QUINTO JOGADOR QUE MAIS ATUOU COM A CAMISA ALVINEGRA: 442 JOGOS

- Representa muito e foco a longo prazo. Não entrei nesse jogo pensando em igualar a marca do Manga. Penso em vitórias, em títulos. Quero chegar no fim do ano com vitórias e um título. Não adianta chegar no fim do ano com 500 jogos e o Botafogo na Série B. Eu troco tudo. Isso que mais importa.

A DOR DA ELIMINAÇÃO

- Depois do jogo ninguém dormiu. Ficamos pensando, remoendo e doeu. Um resultado assim tem que doer. Nos reunimos, sabemos da pressão. O Felipe reuniu a gente e todos ficaram mal. Começamos a abrir coisas internas e gostaríamos de dizer para todos os torcedores que isso também está doendo em nós. Está doendo e todo mundo tem que saber disso. Mas temos que virar essa página o quanto antes, temos um jogo importante.

O PESO DA TEMPORADA PASSADA

- Pesa e isso com certeza é consequência. Claro que o Felipe não carrega a culpa do que aconteceu nos anos anteriores e sabemos que somos responsáveis pelo hoje. Como um dos líderes do Botafogo eu vejo que o clube precisa se preparar para conquistar um título de grande expressão pelos torcedores. Vemos a agonia do torcedor e isso nos incomoda também. Não que o Carioca não seja importante para nós, vamos brigar por isso, mas temos que nos preparar para esse título de grande expressão.

APOIO E PEDIDO DE CONFIANÇA

- Pelo contrário. A diretoria que procurou os jogadores, isso que é o importante. Estão preocupados com a integridade dos jogadores. Tomarão as devidas providências quanto ao fato. Conversar e cobrar é o direito de cada torcedor, mas sem violência. Não é por esse caminho que vamos ganhar títulos. Todo mundo tem contrato aqui e vai cumprí-lo. Tive uma experiência aqui com o Rafael Marques, que foi massacrado e quando saiu do clube o pediram para ficar. Ele me disse que jogador funciona com confiança, isso muda o jogo. Dentro do jogo é hora do apoio, confiança, mas depois é outra coisa.

JOGO CONTRA O FLAMENGO

- Se a preocupação fosse só o Dourado estava até bom. O Flamengo conta com uma grande equipe, que praticamente não foi alterada em relação ao ano passado e não podemos esconder que o Flamengo vive um momento melhor. Não há favoritismo, será um jogo pegado e bom para quem for assistir.

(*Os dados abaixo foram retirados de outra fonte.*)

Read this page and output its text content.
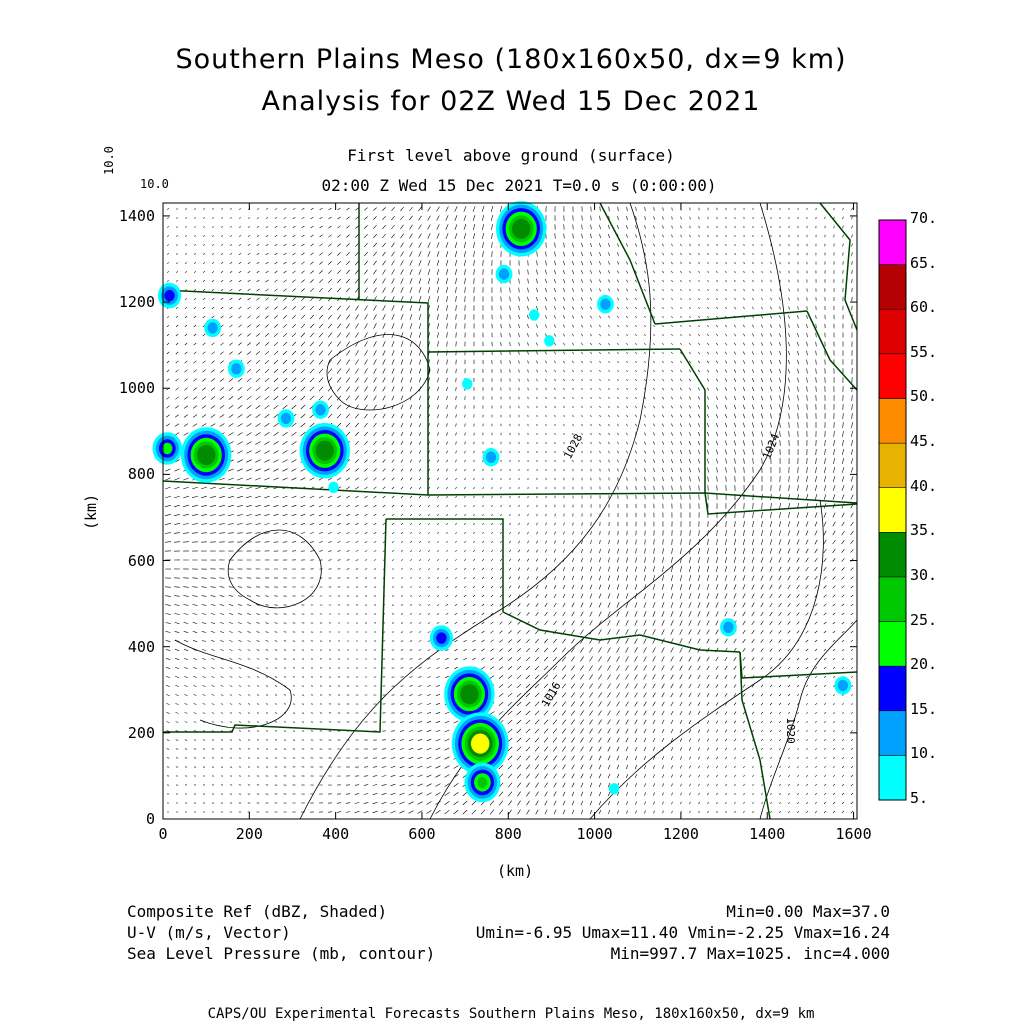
Southern Plains Meso (180x160x50, dx=9 km)
Analysis for 02Z Wed 15 Dec 2021
First level above ground (surface)
02:00 Z Wed 15 Dec 2021 T=0.0 s (0:00:00)
10.0
10.0
0	200	400	600	800	1000	1200	1400	1600
0
200
400
600
800
1000
1200
1400
5.
10.
15.
20.
25.
30.
35.
40.
45.
50.
55.
60.
65.
70.
(km)
(km)
1028	1024
1016
1020
Composite Ref (dBZ, Shaded)	Min=0.00 Max=37.0
U-V (m/s, Vector)	Umin=-6.95 Umax=11.40 Vmin=-2.25 Vmax=16.24
Sea Level Pressure (mb, contour)	Min=997.7 Max=1025. inc=4.000
CAPS/OU Experimental Forecasts Southern Plains Meso, 180x160x50, dx=9 km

PRESSÃO POR VITÓRIA E SANGUE PELA EQUIPE

- A pressão sempre irá existir, mas as coisas mudam muito rápido. Você está por cima, outro dia por baixo. O Felipe é um treinador novo, mas que já passou muita coisa no futebol. Já enfrentou o Flamengo muitas vezes. Sabemos que teremos um jogo importante contra o Flamengo e agora só temos uma maneira, que é vencê-los. Respeitamos, mas vamos para isso. Não garantimos que vamos vencê-los de forma fácil, mas vamos deixar tudo lá dentro, suar sangue por essa classificação.

DOURADO NOS PÊNALTIS

- O Dourado é um batedor que não tem canto definido. É um dos melhores, espera um passinho do goleiro. É um pênalti mais na experiência e com segredos que não posso revelar aqui.

 

IGOR RABELLO

COBRANÇA DIRECIONADA

- Sempre a torcida vai pegar no pé de um ou de outro, é normal e vemos isso em outros clubes. O Gilson e o Pimpão já passaram por muitas coisas e estamos com eles. O que aconteceu não foi culpa só deles e vamos passar confiança para que superem isso e nos ajudem nesse jogo contra o Flamengo.

HORA DE FOCAR NO CLÁSSICO

- Agora temos que pensar no próximo jogo. É um confronto muito importante e temos que trabalhar firme nos treinos para nos classificarmos.

ESQUEMA COM TRÊS ZAGUEIROS

- A opção da formação foi do Felipe e a aceitamos. Havíamos treinado algumas vezes e falhamos por não cortarmos as bolas. Não podemos tomar dois gols dessa maneira. Se quisermos jogar com essa formação precisaremos trabalhá-la.

OLHO NO DOURADO

- O Dourado é um ótimo jogador tanto por baixo quanto pelo alto. Esperamos que ele não chegue tão preparado fisicamente por conta do tempo que ele ficou sem jogar pelo Fluminense.